第11話 雨女郎
キャリーケースと小さなショルダーバッグを持ち、特急電車に揺られる。座席はほとんど埋め尽くされており、乗降扉の前で立ったまま後ろの座席に背中を預けていた。七月ともなると季節はもうすっかり夏の様相をしており、車窓から覗く青空にはもくもくと力強い雲が美しく浮かんでいる。そんなのどかな景色とは対照的に、優華はこれから待ち受ける出来事を想像し気が滅入りそうになっていた。
昨年の年末頃、優翔から連絡が入り「まだ正式な決定じゃないから前後するかもしれないけど、来年の夏頃に結婚式をしようと思ってる」と告げられた。結婚についてあれほど揉めていた優翔だったが、母との連絡を絶つ決断をしすぐに同棲を始めたのだという。ただ母の思いも少しは汲んでやろうという気持ちで、優翔たちは同棲前にしっかりと婚約を交わしたのち、両家への顔合わせを済ませてから同棲を始めたということだった。優翔は電話でこんなことを言っていた。

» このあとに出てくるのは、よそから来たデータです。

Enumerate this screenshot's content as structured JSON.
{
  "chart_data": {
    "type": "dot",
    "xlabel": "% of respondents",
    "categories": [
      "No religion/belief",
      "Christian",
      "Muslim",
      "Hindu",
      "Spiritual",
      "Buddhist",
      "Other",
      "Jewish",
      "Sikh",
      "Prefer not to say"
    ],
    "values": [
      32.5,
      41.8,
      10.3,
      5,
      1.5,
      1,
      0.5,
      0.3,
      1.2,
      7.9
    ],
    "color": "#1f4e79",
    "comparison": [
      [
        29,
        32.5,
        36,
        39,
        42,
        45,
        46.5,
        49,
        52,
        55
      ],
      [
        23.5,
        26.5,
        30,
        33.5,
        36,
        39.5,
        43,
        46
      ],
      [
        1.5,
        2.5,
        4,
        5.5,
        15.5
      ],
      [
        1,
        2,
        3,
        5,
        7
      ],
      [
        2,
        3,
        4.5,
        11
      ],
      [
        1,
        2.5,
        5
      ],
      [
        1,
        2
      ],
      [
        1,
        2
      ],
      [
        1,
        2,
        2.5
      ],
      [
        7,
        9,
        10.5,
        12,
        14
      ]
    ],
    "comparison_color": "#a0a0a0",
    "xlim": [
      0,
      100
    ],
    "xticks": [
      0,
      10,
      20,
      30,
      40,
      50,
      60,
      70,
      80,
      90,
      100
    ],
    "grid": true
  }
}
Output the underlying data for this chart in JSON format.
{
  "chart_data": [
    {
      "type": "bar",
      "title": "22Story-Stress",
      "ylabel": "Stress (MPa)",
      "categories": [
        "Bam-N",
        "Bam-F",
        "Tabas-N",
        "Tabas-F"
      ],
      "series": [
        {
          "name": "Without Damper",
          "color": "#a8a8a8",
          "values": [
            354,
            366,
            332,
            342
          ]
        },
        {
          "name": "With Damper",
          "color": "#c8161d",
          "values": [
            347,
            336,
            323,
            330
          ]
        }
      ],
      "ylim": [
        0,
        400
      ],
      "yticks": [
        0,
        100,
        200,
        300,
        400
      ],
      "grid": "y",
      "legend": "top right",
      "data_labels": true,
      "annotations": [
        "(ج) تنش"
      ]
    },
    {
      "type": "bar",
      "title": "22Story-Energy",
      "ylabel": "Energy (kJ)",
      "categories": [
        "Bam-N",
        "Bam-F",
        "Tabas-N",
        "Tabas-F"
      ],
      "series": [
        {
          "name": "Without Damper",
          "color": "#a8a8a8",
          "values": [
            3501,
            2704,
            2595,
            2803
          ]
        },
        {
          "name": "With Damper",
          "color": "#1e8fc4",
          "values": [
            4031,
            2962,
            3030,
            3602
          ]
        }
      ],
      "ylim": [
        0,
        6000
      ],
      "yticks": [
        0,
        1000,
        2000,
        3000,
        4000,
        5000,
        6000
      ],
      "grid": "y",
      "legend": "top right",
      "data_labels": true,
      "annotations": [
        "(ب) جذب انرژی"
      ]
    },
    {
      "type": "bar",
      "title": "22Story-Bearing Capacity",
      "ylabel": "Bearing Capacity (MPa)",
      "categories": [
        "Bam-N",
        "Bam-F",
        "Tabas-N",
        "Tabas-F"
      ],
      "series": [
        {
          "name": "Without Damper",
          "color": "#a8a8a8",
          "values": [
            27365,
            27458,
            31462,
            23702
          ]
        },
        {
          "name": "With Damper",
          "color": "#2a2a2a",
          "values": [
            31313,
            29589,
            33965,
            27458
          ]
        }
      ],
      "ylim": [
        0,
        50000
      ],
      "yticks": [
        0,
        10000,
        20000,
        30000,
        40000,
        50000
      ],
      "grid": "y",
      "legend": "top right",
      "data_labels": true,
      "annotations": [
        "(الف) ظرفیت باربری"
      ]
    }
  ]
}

「俺もお母さんとのことで心残りがないわけじゃない。だから、最後に結婚式には両親揃って出席してもらおうかなって思ってるんだ」
結局中途半端なお兄ちゃんでごめん、そう優翔は謝罪した。優華も同様、母と兄の間にできた確執はずっと気がかりに感じていた。愛した人と新しい家庭を築き始めていく中で、今後は母とどのような関係性を保っていくのかはまだわからない。が、もしこれが最後の機会になろうとも、結婚式という人生の晴れ舞台には両親も一緒にという優翔の優しさが、優華には本当に嬉しかった。
「お父さんもついてるし、当日は人目もあるからそんなに暴れることはないだろ」と優翔は冗談っぽく笑っていたが、優華は正直不安であった。
結婚式当日。職場仲間や学生時代からの友人たちを少人数招待し、挙式・披露宴共に慎ましく執り行われた。優華が考えていたよりも案外目立ったトラブルは起こらず、新郎新婦の友人たちが終始盛り上げてくれたお陰か、最初から最後まで幸せな空間が続いていた。結婚式においての新郎新婦は主役ともあって休憩時間がほとんどなく、出席者と直接個人的に話をする時間をとるなど不可能に近かった。そのため、母と優翔はその日一日接触することがなかった。唯一、姉の遥華だけは浮かない表情をしていた。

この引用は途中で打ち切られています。